Incredibly, a coat by Jonathan Anderson for LOEWE has been planted with oat, rye, and wheat grass that will start alive and gradually die during the exhibition.

Two examples of Charles James' ' Butterfly' ball gown - one in pristine condition, the other a 'sleeping beauty' with extensive damage - demonstrate a rare instance of duplicates in the collection.

CANADIAN CONNECTION

Sarah Paulson in Chloe
Eve Hewson in Simone Rocha
Karlie Kloss in Swarovski
Greta Gerwig in Chloe
Adwoa in H&M
Karla Welch

Her list of celebrity clients is extensive, including Karlie Kloss, Olivia Wilde, Sarah Paulson, Tracee Ellis Ross, Amber Heard, Elisabeth Moss, and, one of her first serious clients and the fashionably iconic - Justin Bieber.

Karla also founded and created the clothing brand xKarla with Hanes, the WISHI online styling platform, and, most recently, The Period Company.

The Hollywood Reporter and The New York Times have recognized Karla Welch as one of the world's 'Most Powerful' stylists.

Originally from Power River, Karla Welch is an internationally renowned stylist, activist, and entrepreneur based in Los Angeles. She dressed seven influential personalities for this year's red carpetEve Hewson, Sarah Paulson, Karlie Kloss, Greta Gerwig, Adwoa, Matt Damon and Luciana Barroso.

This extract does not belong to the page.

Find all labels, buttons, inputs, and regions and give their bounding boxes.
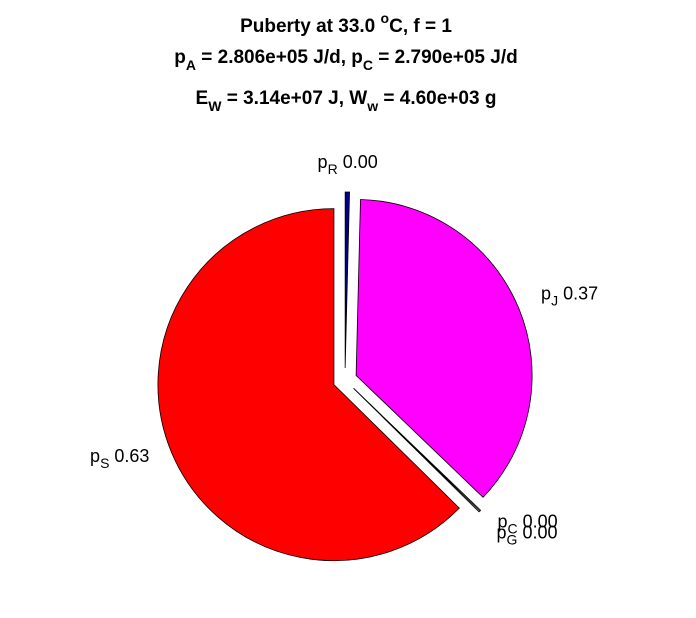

Known for her 'edgy classicist' fashion sensibility, Karla also incorporates elements of grunge, punk, and skater style inspired by her upbringing on the West Coast in the 1990s, where she spent many hours indulging in the only high-fashion television available at the time 'Fashion File' by Tim Blanks.

As a young woman, Karla left behind working at her father's men's wear store, moved to Vancouver, attended and then dropped out of college to become the sommelier-trained manager of the renowned Vij' s Indian restaurant on Cambie Street.

Karla's editorial work appears in Citizen K, Numéro, BlackBook, Teen Vogue, Vogue, Rolling Stone, W, Nylon, Vanity Fair, InStyle, and more. Her advertising and consulting clients include Tiffany, Forevermark, Louis Vuitton, Valentino, Gemfields, Cole Haan, Apple, M ax M ara, Nike, Adidas, and J Brand.